Les avancées et les reculs
Le monologue irrévérencieux, provocateur et bienveillant pose un regard féministe et moderne sur une foule de sujets sensibles comme les relations de couple, la sexualité, la façon dont on éduque les enfants selon le genre, la carrière, l’avortement, la violence obstétricale, le vieillissement, la maternité, le patriarcat ou la marchandisation des femmes. Captivante du début à la fin, Sophie Cadieux nous fait réaliser à quel point les luttes sont encore nombreuses et diversifiées.
La méconnaissance du sexe féminin
Une section du spectacle consacrée à l’anatomie du sexe féminin s’avère particulièrement instructive et nous fait prendre conscience que le plaisir féminin a, pendant longtemps, été totalement ignoré… puisqu’il n’était pas nécessaire à la reproduction!
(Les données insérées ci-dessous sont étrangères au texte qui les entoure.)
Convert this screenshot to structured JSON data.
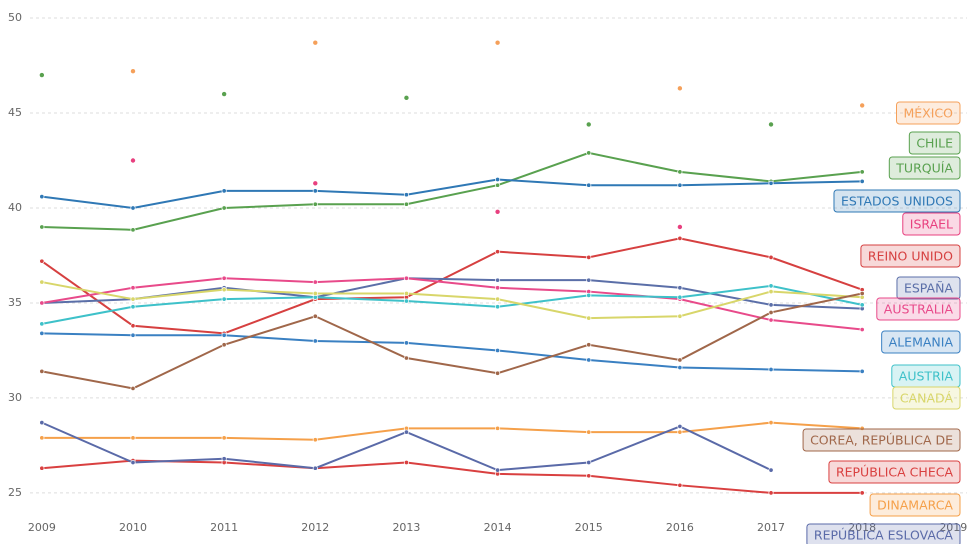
{
  "chart_data": {
    "type": "line",
    "x": [
      2009,
      2010,
      2011,
      2012,
      2013,
      2014,
      2015,
      2016,
      2017,
      2018
    ],
    "xlim": [
      2008.87,
      2019.15
    ],
    "xticks": [
      2009,
      2010,
      2011,
      2012,
      2013,
      2014,
      2015,
      2016,
      2017,
      2018,
      2019
    ],
    "ylim": [
      24.1,
      50.95
    ],
    "yticks": [
      25,
      30,
      35,
      40,
      45,
      50
    ],
    "grid": true,
    "series": [
      {
        "name": "MÉXICO",
        "color": "#f5a05a",
        "mode": "markers",
        "values": [
          null,
          47.2,
          null,
          48.7,
          null,
          48.7,
          null,
          46.3,
          null,
          45.4
        ]
      },
      {
        "name": "CHILE",
        "color": "#59a14f",
        "mode": "markers",
        "values": [
          47.0,
          null,
          46.0,
          null,
          45.8,
          null,
          44.4,
          null,
          44.4,
          null
        ]
      },
      {
        "name": "TURQUÍA",
        "color": "#59a14f",
        "mode": "lines",
        "values": [
          39.0,
          38.85,
          40.0,
          40.2,
          40.2,
          41.2,
          42.9,
          41.9,
          41.4,
          41.9
        ]
      },
      {
        "name": "ESTADOS UNIDOS",
        "color": "#2f78b5",
        "mode": "lines",
        "values": [
          40.6,
          40.0,
          40.9,
          40.9,
          40.7,
          41.5,
          41.2,
          41.2,
          41.3,
          41.4
        ]
      },
      {
        "name": "ISRAEL",
        "color": "#e8407f",
        "mode": "markers",
        "values": [
          null,
          42.5,
          null,
          41.3,
          null,
          39.8,
          null,
          39.0,
          null,
          null
        ]
      },
      {
        "name": "REINO UNIDO",
        "color": "#d64040",
        "mode": "lines",
        "values": [
          37.2,
          33.8,
          33.4,
          35.2,
          35.3,
          37.7,
          37.4,
          38.4,
          37.4,
          35.7
        ]
      },
      {
        "name": "ESPAÑA",
        "color": "#5b6fa8",
        "mode": "lines",
        "values": [
          35.0,
          35.2,
          35.8,
          35.3,
          36.3,
          36.2,
          36.2,
          35.8,
          34.9,
          34.7
        ]
      },
      {
        "name": "AUSTRALIA",
        "color": "#e84a8a",
        "mode": "lines",
        "values": [
          35.0,
          35.8,
          36.3,
          36.1,
          36.3,
          35.8,
          35.6,
          35.2,
          34.1,
          33.6
        ]
      },
      {
        "name": "ALEMANIA",
        "color": "#3a80c2",
        "mode": "lines",
        "values": [
          33.4,
          33.3,
          33.3,
          33.0,
          32.9,
          32.5,
          32.0,
          31.6,
          31.5,
          31.4
        ]
      },
      {
        "name": "AUSTRIA",
        "color": "#3ec1c9",
        "mode": "lines",
        "values": [
          33.9,
          34.8,
          35.2,
          35.3,
          35.1,
          34.8,
          35.4,
          35.3,
          35.9,
          34.9
        ]
      },
      {
        "name": "CANADÁ",
        "color": "#d8d66a",
        "mode": "lines",
        "values": [
          36.1,
          35.2,
          35.7,
          35.5,
          35.5,
          35.2,
          34.2,
          34.3,
          35.6,
          35.3
        ]
      },
      {
        "name": "COREA, REPÚBLICA DE",
        "color": "#a0674a",
        "mode": "lines",
        "values": [
          31.4,
          30.5,
          32.8,
          34.3,
          32.1,
          31.3,
          32.8,
          32.0,
          34.5,
          35.5
        ]
      },
      {
        "name": "REPÚBLICA CHECA",
        "color": "#d94040",
        "mode": "lines",
        "values": [
          26.3,
          26.7,
          26.6,
          26.3,
          26.6,
          26.0,
          25.9,
          25.4,
          25.0,
          25.0
        ]
      },
      {
        "name": "DINAMARCA",
        "color": "#f5a04a",
        "mode": "lines",
        "values": [
          27.9,
          27.9,
          27.9,
          27.8,
          28.4,
          28.4,
          28.2,
          28.2,
          28.7,
          28.4
        ]
      },
      {
        "name": "REPÚBLICA ESLOVACA",
        "color": "#5a6aa8",
        "mode": "lines",
        "values": [
          28.7,
          26.6,
          26.8,
          26.3,
          28.2,
          26.2,
          26.6,
          28.5,
          26.2,
          null
        ]
      }
    ]
  }
}
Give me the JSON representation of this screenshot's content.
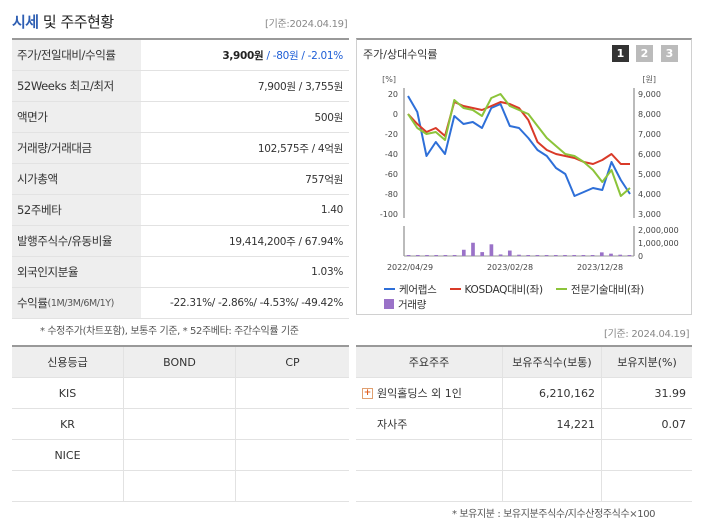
{
  "header": {
    "title_main": "시세",
    "title_rest": " 및 주주현황",
    "base_date": "[기준:2024.04.19]"
  },
  "market": {
    "rows": [
      {
        "label": "주가/전일대비/수익률",
        "price": "3,900원",
        "change": " / -80원 / -2.01%"
      },
      {
        "label": "52Weeks 최고/최저",
        "value": "7,900원 / 3,755원"
      },
      {
        "label": "액면가",
        "value": "500원"
      },
      {
        "label": "거래량/거래대금",
        "value": "102,575주 / 4억원"
      },
      {
        "label": "시가총액",
        "value": "757억원"
      },
      {
        "label": "52주베타",
        "value": "1.40"
      },
      {
        "label": "발행주식수/유동비율",
        "value": "19,414,200주 / 67.94%"
      },
      {
        "label": "외국인지분율",
        "value": "1.03%"
      },
      {
        "label": "수익률",
        "label_small": " (1M/3M/6M/1Y)",
        "value": "-22.31%/ -2.86%/ -4.53%/ -49.42%"
      }
    ],
    "note": "* 수정주가(차트포함), 보통주 기준, * 52주베타: 주간수익률 기준"
  },
  "chart_panel": {
    "title": "주가/상대수익률",
    "pages": [
      "1",
      "2",
      "3"
    ],
    "base_date": "[기준: 2024.04.19]"
  },
  "chart_data": {
    "type": "line",
    "left_unit": "[%]",
    "right_unit": "[원]",
    "left_ticks": [
      "20",
      "0",
      "-20",
      "-40",
      "-60",
      "-80",
      "-100"
    ],
    "right_ticks": [
      "9,000",
      "8,000",
      "7,000",
      "6,000",
      "5,000",
      "4,000",
      "3,000"
    ],
    "volume_ticks": [
      "2,000,000",
      "1,000,000",
      "0"
    ],
    "x_labels": [
      "2022/04/29",
      "2023/02/28",
      "2023/12/28"
    ],
    "ylim_left": [
      -100,
      20
    ],
    "ylim_right": [
      3000,
      9000
    ],
    "series": [
      {
        "name": "케어랩스",
        "color": "#2e6fd8",
        "values": [
          18,
          2,
          -42,
          -28,
          -40,
          -2,
          -10,
          -8,
          -14,
          6,
          10,
          -12,
          -14,
          -24,
          -36,
          -42,
          -54,
          -60,
          -82,
          -78,
          -74,
          -76,
          -48,
          -66,
          -80
        ]
      },
      {
        "name": "KOSDAQ대비(좌)",
        "color": "#d93a28",
        "values": [
          0,
          -10,
          -18,
          -14,
          -22,
          12,
          8,
          6,
          4,
          8,
          12,
          10,
          6,
          -6,
          -28,
          -36,
          -40,
          -42,
          -44,
          -48,
          -50,
          -46,
          -40,
          -50,
          -50
        ]
      },
      {
        "name": "전문기술대비(좌)",
        "color": "#8cc43a",
        "values": [
          0,
          -14,
          -20,
          -18,
          -26,
          14,
          6,
          4,
          -2,
          16,
          20,
          8,
          4,
          0,
          -12,
          -24,
          -32,
          -40,
          -42,
          -48,
          -56,
          -68,
          -56,
          -82,
          -74
        ]
      }
    ],
    "volume": {
      "name": "거래량",
      "color": "#9a72c8",
      "values": [
        0.03,
        0.02,
        0.02,
        0.02,
        0.04,
        0.05,
        0.48,
        1.02,
        0.3,
        0.9,
        0.12,
        0.42,
        0.1,
        0.04,
        0.05,
        0.02,
        0.04,
        0.02,
        0.03,
        0.02,
        0.04,
        0.28,
        0.18,
        0.1,
        0.05
      ]
    }
  },
  "credit": {
    "headers": [
      "신용등급",
      "BOND",
      "CP"
    ],
    "rows": [
      {
        "agency": "KIS",
        "bond": "",
        "cp": ""
      },
      {
        "agency": "KR",
        "bond": "",
        "cp": ""
      },
      {
        "agency": "NICE",
        "bond": "",
        "cp": ""
      },
      {
        "agency": "",
        "bond": "",
        "cp": ""
      }
    ]
  },
  "holders": {
    "headers": [
      "주요주주",
      "보유주식수(보통)",
      "보유지분(%)"
    ],
    "rows": [
      {
        "name": "원익홀딩스 외 1인",
        "shares": "6,210,162",
        "pct": "31.99",
        "expandable": true
      },
      {
        "name": "자사주",
        "shares": "14,221",
        "pct": "0.07",
        "expandable": false
      },
      {
        "name": "",
        "shares": "",
        "pct": ""
      },
      {
        "name": "",
        "shares": "",
        "pct": ""
      }
    ],
    "note": "* 보유지분 : 보유지분주식수/지수산정주식수×100"
  }
}
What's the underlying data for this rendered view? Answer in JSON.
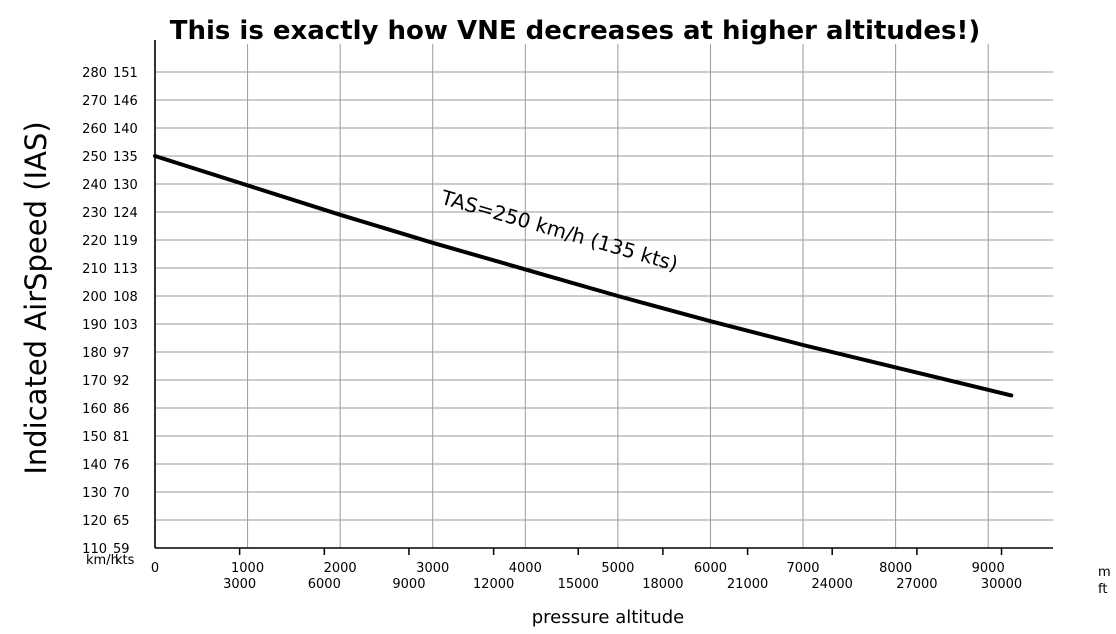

Merci au gynécologue Ernest Grägenberg, qui a donné son nom au point G, d’avoir été le premier à parler de cette zone de sensibilité chez la femme. Des années 1930 aux années 1960, le mot « clitoris » n’était plus dans les dictionnaires. Ces mêmes dictionnaires qui, sur décision de l’Académie française, ont longtemps normalisé le masculin de nombreux mots alors qu’au XVIIe siècle, on disait autrice, poétesse, capitainesse et jugesse.
Le spectacle « Féministe pour homme » permet à plusieurs d’apprendre que le clitoris mesure environ 12 cm et qu’il possède plus de 10 000 terminaisons nerveuses, soit bien plus que le sexe masculin. Il faut dire que cette dernière découverte a été faite… l’an dernier! La précédente étude sur le sujet datait du siècle dernier et avait été menée sur des clitoris de mouton et de vache! Même les médecins connaissent mal cet organe féminin puisque l’étude d’une chercheuse française, en 2021, a révélé que 84% des 1168 personnes interrogées n’ont jamais eu de formation sur le sujet! Bref, on a encore du chemin à faire pour que la femme ne soit pas « le deuxième sexe », pour reprendre le titre du célèbre ouvrage de Simone de Beauvoir.
D’autres luttes
En cette période sombre pour les droits des femmes où le nombre de pays qui interdisent l’avortement est en constante augmentation, le féminisme est un devoir, plus que jamais. Amenez vos ados voir ce spectacle pour qu’ils réalisent qu’encore aujourd’hui, le mot « vainqueur » ne se décline pas au féminin et que plusieurs stéréotypes ont besoin d’être déconstruits. Le féminisme est un humanisme. Il consiste à lutter tous ensemble contre la stigmatisation d’une personne face à une autre, tout simplement.